Ce week-end avait donc lieu la finale des Inrocks lab et c’est le talentueux artiste Kazy Lambist (que l’on soutient fermement ici) qui a emporté le prix du public. Le  prix du jury a quand à lui été remis au groupe Minuit autrement dit à la génération 2 des Rita Mitsouko ou aux enfants de Fred Chichin et Catherine Ringer. Avec Minuit comme gagnant et la victoire une fois de plus  « des fils de », la création musicale n’est clairement pas au zénith. Les artistes comme Sin Tiempo sont laissés  dans l’ombre ou plutôt dans la nuit pour laisser toute la lumière aux néo aristocrates.

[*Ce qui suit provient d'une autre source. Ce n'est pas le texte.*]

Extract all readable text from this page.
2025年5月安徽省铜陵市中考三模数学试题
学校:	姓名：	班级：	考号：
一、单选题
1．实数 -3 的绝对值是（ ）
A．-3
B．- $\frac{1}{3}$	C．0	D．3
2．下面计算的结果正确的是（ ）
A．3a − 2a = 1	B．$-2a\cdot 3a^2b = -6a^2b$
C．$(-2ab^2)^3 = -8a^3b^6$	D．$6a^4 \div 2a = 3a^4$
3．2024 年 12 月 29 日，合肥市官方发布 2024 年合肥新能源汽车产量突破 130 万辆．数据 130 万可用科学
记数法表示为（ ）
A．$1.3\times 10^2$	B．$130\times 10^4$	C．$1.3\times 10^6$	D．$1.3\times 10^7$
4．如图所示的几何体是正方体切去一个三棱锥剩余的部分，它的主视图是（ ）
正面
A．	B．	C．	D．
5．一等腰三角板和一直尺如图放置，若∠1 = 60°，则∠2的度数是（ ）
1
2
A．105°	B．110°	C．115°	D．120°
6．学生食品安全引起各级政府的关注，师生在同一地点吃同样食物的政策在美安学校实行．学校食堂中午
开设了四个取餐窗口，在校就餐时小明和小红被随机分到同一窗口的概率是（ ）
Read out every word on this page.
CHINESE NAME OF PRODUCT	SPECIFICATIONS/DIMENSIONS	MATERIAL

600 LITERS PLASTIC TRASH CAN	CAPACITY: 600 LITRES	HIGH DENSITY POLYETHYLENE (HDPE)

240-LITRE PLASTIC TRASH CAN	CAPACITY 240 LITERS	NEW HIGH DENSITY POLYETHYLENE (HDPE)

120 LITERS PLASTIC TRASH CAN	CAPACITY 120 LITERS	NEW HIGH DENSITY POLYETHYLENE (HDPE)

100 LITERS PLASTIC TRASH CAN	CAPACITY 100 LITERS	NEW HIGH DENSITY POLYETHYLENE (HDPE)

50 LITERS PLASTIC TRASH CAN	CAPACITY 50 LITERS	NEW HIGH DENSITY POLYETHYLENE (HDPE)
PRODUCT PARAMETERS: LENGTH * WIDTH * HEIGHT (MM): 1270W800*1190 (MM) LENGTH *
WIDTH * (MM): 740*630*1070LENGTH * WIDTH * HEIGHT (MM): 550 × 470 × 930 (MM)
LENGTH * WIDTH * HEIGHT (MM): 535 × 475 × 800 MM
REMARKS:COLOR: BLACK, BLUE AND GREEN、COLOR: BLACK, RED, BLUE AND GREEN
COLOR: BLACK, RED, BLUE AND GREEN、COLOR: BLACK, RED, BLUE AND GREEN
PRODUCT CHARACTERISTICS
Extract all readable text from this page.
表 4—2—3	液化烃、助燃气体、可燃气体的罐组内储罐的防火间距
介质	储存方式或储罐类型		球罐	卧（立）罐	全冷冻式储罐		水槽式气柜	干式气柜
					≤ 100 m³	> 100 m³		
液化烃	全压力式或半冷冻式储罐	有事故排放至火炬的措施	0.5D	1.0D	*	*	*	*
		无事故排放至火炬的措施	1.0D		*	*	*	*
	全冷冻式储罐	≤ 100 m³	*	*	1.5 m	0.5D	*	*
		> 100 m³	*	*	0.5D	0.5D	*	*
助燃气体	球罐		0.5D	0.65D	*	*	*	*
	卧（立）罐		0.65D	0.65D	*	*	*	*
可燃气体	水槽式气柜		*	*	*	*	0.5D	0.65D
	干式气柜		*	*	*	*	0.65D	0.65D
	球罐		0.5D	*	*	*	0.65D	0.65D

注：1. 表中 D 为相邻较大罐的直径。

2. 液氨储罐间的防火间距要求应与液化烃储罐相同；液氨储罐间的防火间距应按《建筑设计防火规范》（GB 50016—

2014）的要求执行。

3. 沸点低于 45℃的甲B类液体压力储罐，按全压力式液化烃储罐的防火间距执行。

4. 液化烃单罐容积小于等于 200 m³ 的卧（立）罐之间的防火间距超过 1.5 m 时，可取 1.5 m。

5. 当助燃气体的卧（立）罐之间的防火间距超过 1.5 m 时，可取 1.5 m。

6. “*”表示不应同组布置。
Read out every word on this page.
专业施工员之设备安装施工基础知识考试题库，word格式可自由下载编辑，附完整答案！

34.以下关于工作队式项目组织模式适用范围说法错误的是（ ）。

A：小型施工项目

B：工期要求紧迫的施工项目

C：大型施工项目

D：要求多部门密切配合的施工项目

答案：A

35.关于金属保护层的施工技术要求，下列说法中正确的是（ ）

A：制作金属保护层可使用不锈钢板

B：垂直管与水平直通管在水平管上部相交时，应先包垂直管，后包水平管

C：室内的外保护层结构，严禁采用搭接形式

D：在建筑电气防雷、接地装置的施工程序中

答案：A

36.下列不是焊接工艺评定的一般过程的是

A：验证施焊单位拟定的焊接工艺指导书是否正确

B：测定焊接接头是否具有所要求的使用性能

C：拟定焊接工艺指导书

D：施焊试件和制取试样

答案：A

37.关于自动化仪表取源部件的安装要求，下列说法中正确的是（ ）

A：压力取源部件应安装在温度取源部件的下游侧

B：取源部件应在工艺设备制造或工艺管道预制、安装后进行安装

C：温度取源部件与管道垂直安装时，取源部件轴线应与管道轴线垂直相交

Ce prix représente finalement parfaitement l’état de la création aujourd’hui. Ce prix est très français. « Ne me dis pas ce que tu fais, dis moi d’abord qui sont tes parents ». Ce prix nous prouve qu’il existe bel et bien une nouvelle forme de noblesse où l’on devient artiste de génération en génération. Pourtant il me semble que c’est bien en France, qu’il y avait eut, il y a quelques siècles en arrière, une révolution. Alors certes aujourd’hui, le peuple mange peut-être des brioches mais en a assez d’écouter de la soupe aristocratique.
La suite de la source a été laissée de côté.